Face morphing, the combination of two face images of distinct subjects into one image that resembles both subjects, poses a serious threat to face recognition. In several publications it is claimed that reliable morphing attack detection is possible. We noticed that often morphing attack detection methods are developed and tested using a single dataset with morphed face images. In this chapter we show that this results in morphing attack detection that only works well for a single type of morph or dataset. Using a LBP/SVM based morphing attack detection method that performs well on a single dataset (around 2% EER), we show that for cross dataset testing, the performance collapses resulting in an EER as high as 80%. Experiments with mixed datasets suggest that morphing attack detection can be made more robust if trained on multiple datasets. In addition, we show that the morphing artifacts that are used as features for detection can be obscured by simple image manipulations like adding Gaussian noise or down-up scaling the morphed images. The EER for within dataset detection increased from below 5% to above 20% for adding noise and above 12% for down-up scaling. In both cases the manipulation was almost invisible to the human observer.

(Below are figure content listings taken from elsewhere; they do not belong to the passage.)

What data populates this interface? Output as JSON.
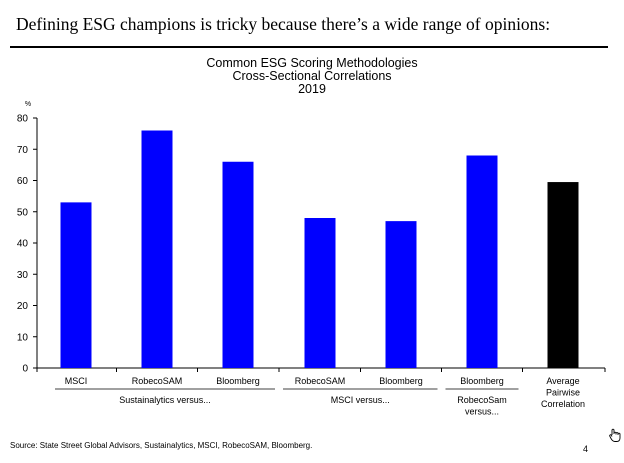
{
  "slide": {
    "title": "Defining ESG champions is tricky because there’s a wide range of opinions:",
    "source": "Source: State Street Global Advisors, Sustainalytics, MSCI, RobecoSAM, Bloomberg.",
    "page_number": "4"
  },
  "colors": {
    "bar": "#0000ff",
    "highlight_bar": "#000000",
    "axis": "#000000"
  },
  "chart_data": {
    "type": "bar",
    "title_lines": [
      "Common ESG Scoring Methodologies",
      "Cross-Sectional Correlations",
      "2019"
    ],
    "ylabel": "%",
    "ylim": [
      0,
      80
    ],
    "yticks": [
      0,
      10,
      20,
      30,
      40,
      50,
      60,
      70,
      80
    ],
    "categories": [
      {
        "label": [
          "MSCI"
        ],
        "value": 53,
        "group": 0
      },
      {
        "label": [
          "RobecoSAM"
        ],
        "value": 76,
        "group": 0
      },
      {
        "label": [
          "Bloomberg"
        ],
        "value": 66,
        "group": 0
      },
      {
        "label": [
          "RobecoSAM"
        ],
        "value": 48,
        "group": 1
      },
      {
        "label": [
          "Bloomberg"
        ],
        "value": 47,
        "group": 1
      },
      {
        "label": [
          "Bloomberg"
        ],
        "value": 68,
        "group": 2
      },
      {
        "label": [
          "Average",
          "Pairwise",
          "Correlation"
        ],
        "value": 59.5,
        "group": 3,
        "highlight": true
      }
    ],
    "groups": [
      {
        "label": [
          "Sustainalytics versus..."
        ]
      },
      {
        "label": [
          "MSCI versus..."
        ]
      },
      {
        "label": [
          "RobecoSam",
          "versus..."
        ]
      },
      {
        "label": []
      }
    ]
  }
}
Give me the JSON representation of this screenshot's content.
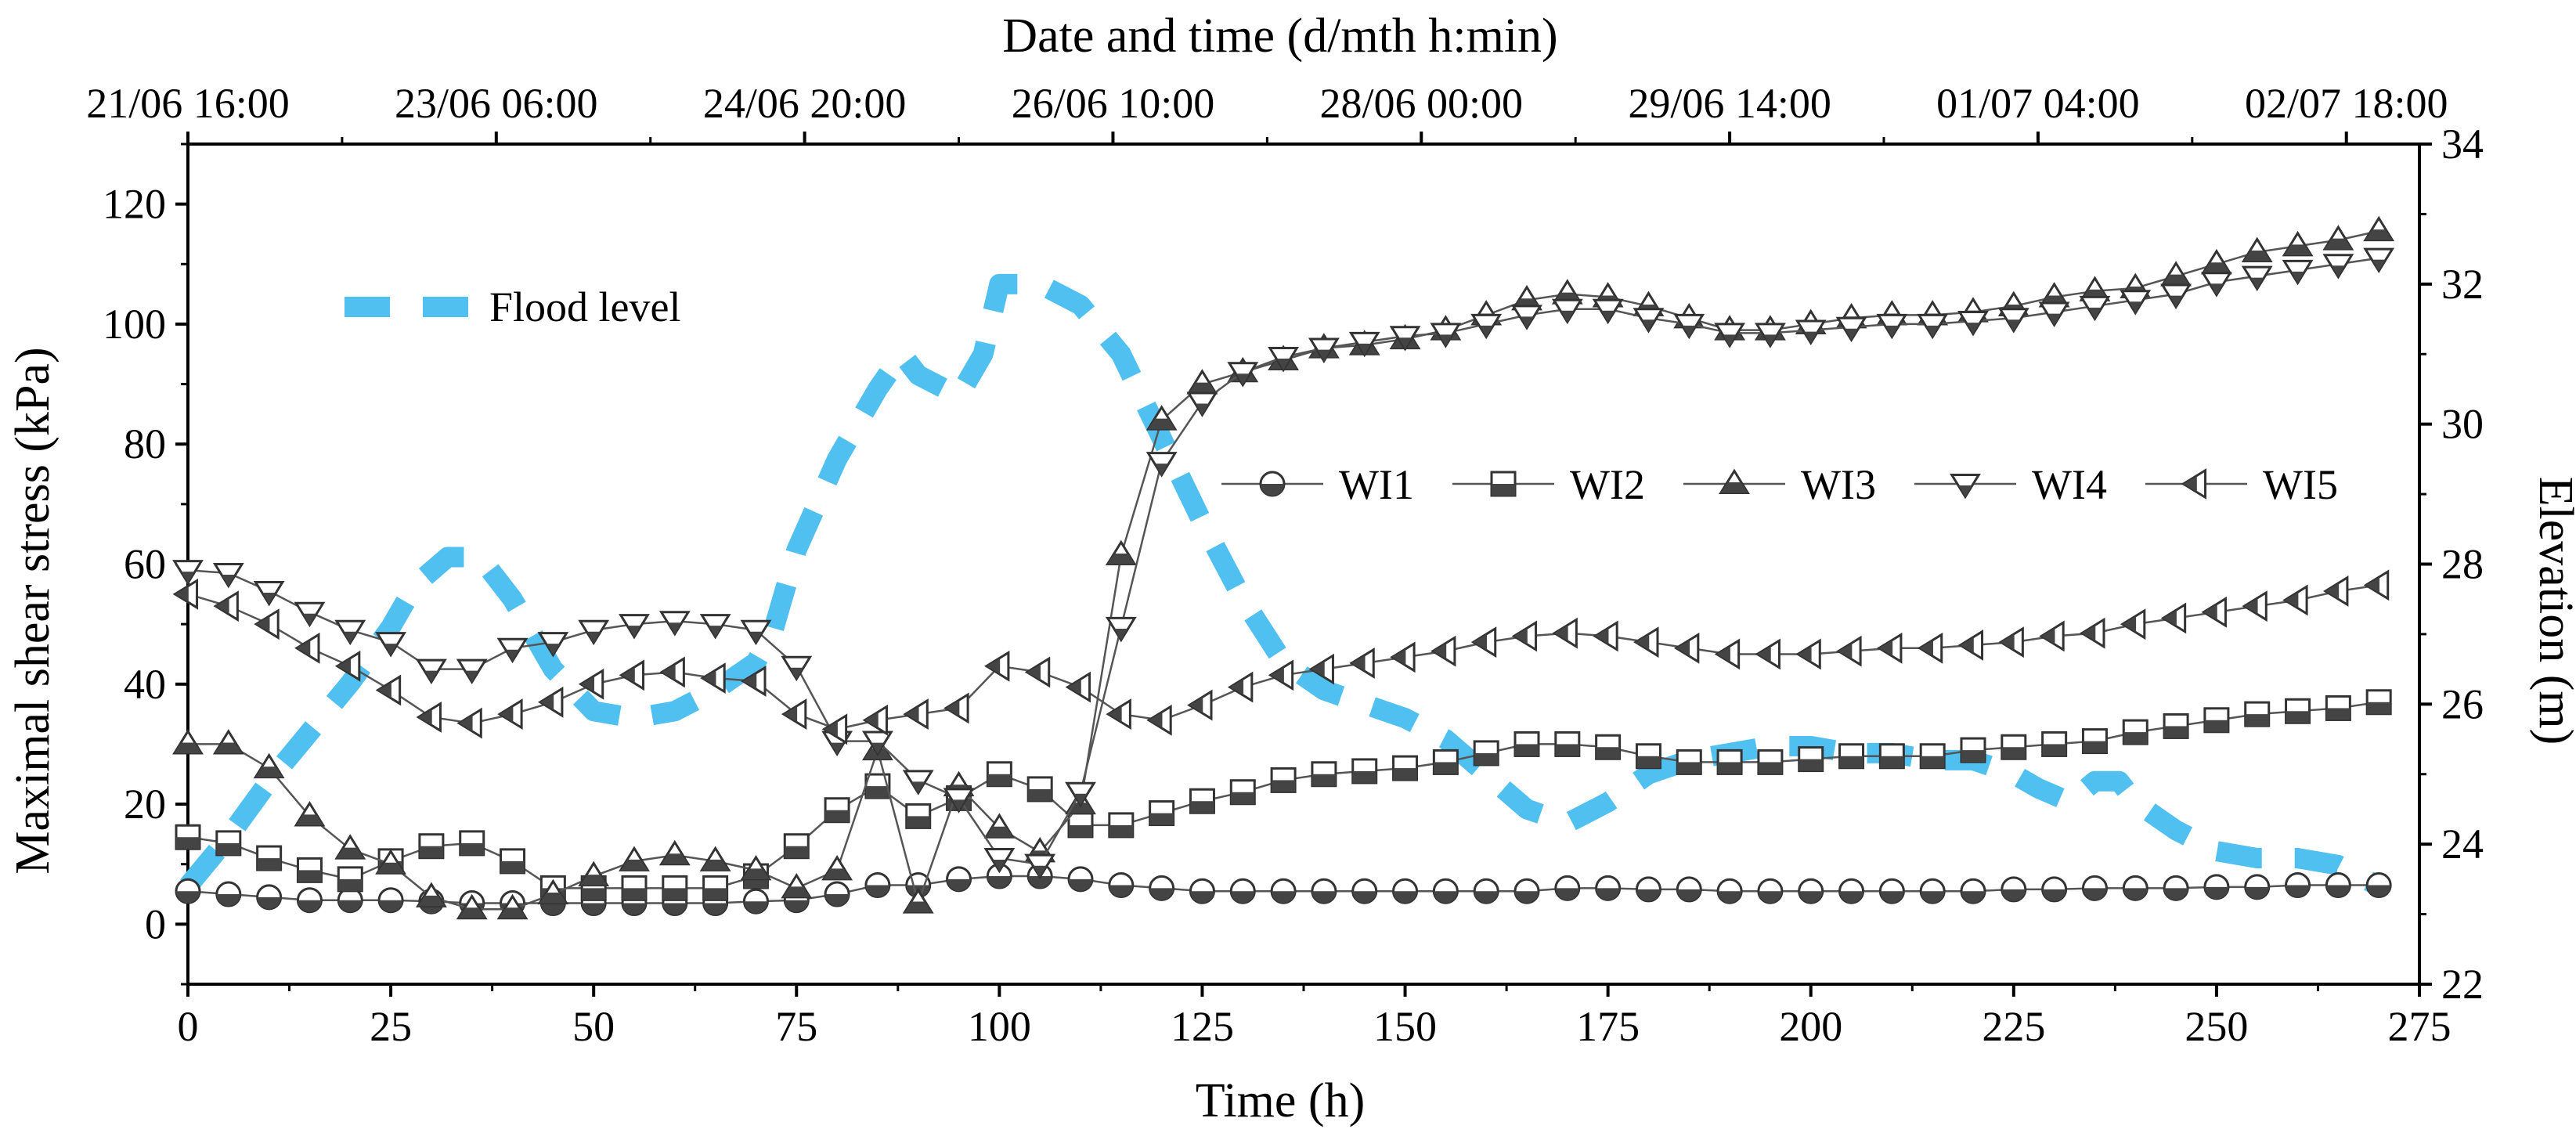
{
  "chart_data": {
    "type": "line",
    "xlabel": "Time (h)",
    "ylabel_left": "Maximal shear stress (kPa)",
    "ylabel_right": "Elevation (m)",
    "xlabel_top": "Date and time (d/mth h:min)",
    "xlim": [
      0,
      275
    ],
    "ylim_left": [
      -10,
      130
    ],
    "ylim_right": [
      22,
      34
    ],
    "x_ticks": [
      "0",
      "25",
      "50",
      "75",
      "100",
      "125",
      "150",
      "175",
      "200",
      "225",
      "250",
      "275"
    ],
    "y_ticks_left": [
      "0",
      "20",
      "40",
      "60",
      "80",
      "100",
      "120"
    ],
    "y_ticks_right": [
      "22",
      "24",
      "26",
      "28",
      "30",
      "32",
      "34"
    ],
    "top_ticks": [
      {
        "x": 0,
        "label": "21/06 16:00"
      },
      {
        "x": 38,
        "label": "23/06 06:00"
      },
      {
        "x": 76,
        "label": "24/06 20:00"
      },
      {
        "x": 114,
        "label": "26/06 10:00"
      },
      {
        "x": 152,
        "label": "28/06 00:00"
      },
      {
        "x": 190,
        "label": "29/06 14:00"
      },
      {
        "x": 228,
        "label": "01/07 04:00"
      },
      {
        "x": 266,
        "label": "02/07 18:00"
      }
    ],
    "flood_level": {
      "name": "Flood level",
      "color": "#4fc0f0",
      "axis": "right",
      "x": [
        0,
        5,
        10,
        15,
        20,
        25,
        28,
        32,
        36,
        40,
        45,
        50,
        55,
        60,
        65,
        70,
        72,
        75,
        80,
        85,
        88,
        90,
        95,
        98,
        100,
        105,
        110,
        115,
        120,
        125,
        130,
        135,
        140,
        145,
        150,
        155,
        160,
        165,
        170,
        175,
        180,
        185,
        190,
        195,
        200,
        205,
        210,
        215,
        220,
        225,
        228,
        232,
        235,
        238,
        240,
        245,
        250,
        255,
        260,
        265,
        270
      ],
      "y": [
        23.4,
        24.1,
        24.9,
        25.6,
        26.3,
        27.1,
        27.7,
        28.1,
        28.1,
        27.5,
        26.5,
        25.9,
        25.8,
        25.9,
        26.2,
        26.6,
        27.0,
        28.2,
        29.5,
        30.5,
        31.0,
        30.7,
        30.4,
        31.0,
        32.0,
        32.0,
        31.7,
        31.0,
        29.8,
        28.6,
        27.5,
        26.6,
        26.2,
        26.0,
        25.8,
        25.5,
        25.0,
        24.5,
        24.3,
        24.6,
        25.0,
        25.2,
        25.3,
        25.4,
        25.4,
        25.3,
        25.3,
        25.2,
        25.2,
        25.0,
        24.8,
        24.6,
        24.9,
        24.9,
        24.6,
        24.2,
        23.9,
        23.8,
        23.8,
        23.7,
        23.4
      ]
    },
    "series": [
      {
        "name": "WI1",
        "marker": "circle",
        "x": [
          0,
          5,
          10,
          15,
          20,
          25,
          30,
          35,
          40,
          45,
          50,
          55,
          60,
          65,
          70,
          75,
          80,
          85,
          90,
          95,
          100,
          105,
          110,
          115,
          120,
          125,
          130,
          135,
          140,
          145,
          150,
          155,
          160,
          165,
          170,
          175,
          180,
          185,
          190,
          195,
          200,
          205,
          210,
          215,
          220,
          225,
          230,
          235,
          240,
          245,
          250,
          255,
          260,
          265,
          270
        ],
        "values": [
          5.5,
          5,
          4.5,
          4,
          4,
          4,
          3.8,
          3.5,
          3.5,
          3.5,
          3.5,
          3.5,
          3.5,
          3.5,
          3.8,
          4,
          5,
          6.5,
          6.5,
          7.5,
          8,
          8,
          7.5,
          6.5,
          6,
          5.5,
          5.5,
          5.5,
          5.5,
          5.5,
          5.5,
          5.5,
          5.5,
          5.5,
          6,
          6,
          5.8,
          5.8,
          5.5,
          5.5,
          5.5,
          5.5,
          5.5,
          5.5,
          5.5,
          5.8,
          5.8,
          6,
          6,
          6,
          6.2,
          6.2,
          6.5,
          6.5,
          6.5
        ]
      },
      {
        "name": "WI2",
        "marker": "square",
        "x": [
          0,
          5,
          10,
          15,
          20,
          25,
          30,
          35,
          40,
          45,
          50,
          55,
          60,
          65,
          70,
          75,
          80,
          85,
          90,
          95,
          100,
          105,
          110,
          115,
          120,
          125,
          130,
          135,
          140,
          145,
          150,
          155,
          160,
          165,
          170,
          175,
          180,
          185,
          190,
          195,
          200,
          205,
          210,
          215,
          220,
          225,
          230,
          235,
          240,
          245,
          250,
          255,
          260,
          265,
          270
        ],
        "values": [
          14.5,
          13.5,
          11,
          9,
          7.5,
          10.5,
          13,
          13.5,
          10.5,
          6,
          6,
          6,
          6,
          6,
          8,
          13,
          19,
          23,
          18,
          21,
          25,
          22.5,
          16.5,
          16.5,
          18.5,
          20.5,
          22,
          24,
          25,
          25.5,
          26,
          27,
          28.5,
          30,
          30,
          29.5,
          28,
          27,
          27,
          27,
          27.5,
          28,
          28,
          28,
          29,
          29.5,
          30,
          30.5,
          32,
          33,
          34,
          35,
          35.5,
          36,
          37
        ]
      },
      {
        "name": "WI3",
        "marker": "triangle-up",
        "x": [
          0,
          5,
          10,
          15,
          20,
          25,
          30,
          35,
          40,
          45,
          50,
          55,
          60,
          65,
          70,
          75,
          80,
          85,
          90,
          95,
          100,
          105,
          110,
          115,
          120,
          125,
          130,
          135,
          140,
          145,
          150,
          155,
          160,
          165,
          170,
          175,
          180,
          185,
          190,
          195,
          200,
          205,
          210,
          215,
          220,
          225,
          230,
          235,
          240,
          245,
          250,
          255,
          260,
          265,
          270
        ],
        "values": [
          30,
          30,
          26,
          18,
          12.5,
          10,
          4.5,
          2.5,
          2.5,
          5,
          8,
          10.5,
          11.5,
          10.5,
          9,
          6,
          9,
          29,
          3.5,
          23,
          16,
          12,
          20,
          61.5,
          84,
          90,
          92,
          94,
          96,
          96.5,
          97.5,
          99,
          101.5,
          104,
          105,
          104.5,
          103,
          101,
          99,
          99,
          100,
          101,
          101.5,
          101.5,
          102,
          103,
          104.5,
          105.5,
          106,
          108,
          110,
          112,
          113,
          114,
          115.5
        ]
      },
      {
        "name": "WI4",
        "marker": "triangle-down",
        "x": [
          0,
          5,
          10,
          15,
          20,
          25,
          30,
          35,
          40,
          45,
          50,
          55,
          60,
          65,
          70,
          75,
          80,
          85,
          90,
          95,
          100,
          105,
          110,
          115,
          120,
          125,
          130,
          135,
          140,
          145,
          150,
          155,
          160,
          165,
          170,
          175,
          180,
          185,
          190,
          195,
          200,
          205,
          210,
          215,
          220,
          225,
          230,
          235,
          240,
          245,
          250,
          255,
          260,
          265,
          270
        ],
        "values": [
          59,
          58.5,
          55.5,
          52,
          49,
          47,
          42.5,
          42.5,
          46,
          47,
          49,
          50,
          50.5,
          50,
          49,
          43,
          30.5,
          30.5,
          24,
          21,
          11,
          10,
          22,
          49.5,
          77,
          87,
          92,
          94.5,
          96,
          97,
          98,
          98.5,
          100,
          101.5,
          102.5,
          102.5,
          101,
          100,
          98.5,
          98.5,
          99,
          99.5,
          100,
          100,
          100.5,
          101,
          102,
          103,
          104,
          105,
          107,
          108,
          109,
          110,
          111
        ]
      },
      {
        "name": "WI5",
        "marker": "triangle-left",
        "x": [
          0,
          5,
          10,
          15,
          20,
          25,
          30,
          35,
          40,
          45,
          50,
          55,
          60,
          65,
          70,
          75,
          80,
          85,
          90,
          95,
          100,
          105,
          110,
          115,
          120,
          125,
          130,
          135,
          140,
          145,
          150,
          155,
          160,
          165,
          170,
          175,
          180,
          185,
          190,
          195,
          200,
          205,
          210,
          215,
          220,
          225,
          230,
          235,
          240,
          245,
          250,
          255,
          260,
          265,
          270
        ],
        "values": [
          55,
          53,
          50,
          46,
          43,
          39,
          34.5,
          33.5,
          35,
          37,
          40,
          41.5,
          42,
          41,
          40.5,
          35,
          32.5,
          34,
          35,
          36,
          43,
          42,
          39.5,
          35,
          34,
          36.5,
          39.5,
          41.5,
          42.5,
          43.5,
          44.5,
          45.5,
          47,
          48,
          48.5,
          48,
          47,
          46,
          45,
          45,
          45,
          45.5,
          46,
          46,
          46.5,
          47,
          48,
          48.5,
          50,
          51,
          52,
          53,
          54,
          55.5,
          56.5
        ]
      }
    ]
  }
}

We therefore argue that morphing attack detection methods should be tested extensively on multiple datasets obtained from different sources and morphing methods and a range of image manipulations. Furthermore, they should be tested on morphed face images that were created from similar subjects rather than arbitrary subjects and carefully post-processed in order to mimic a criminal’s best effort at creating high quality facial morphs.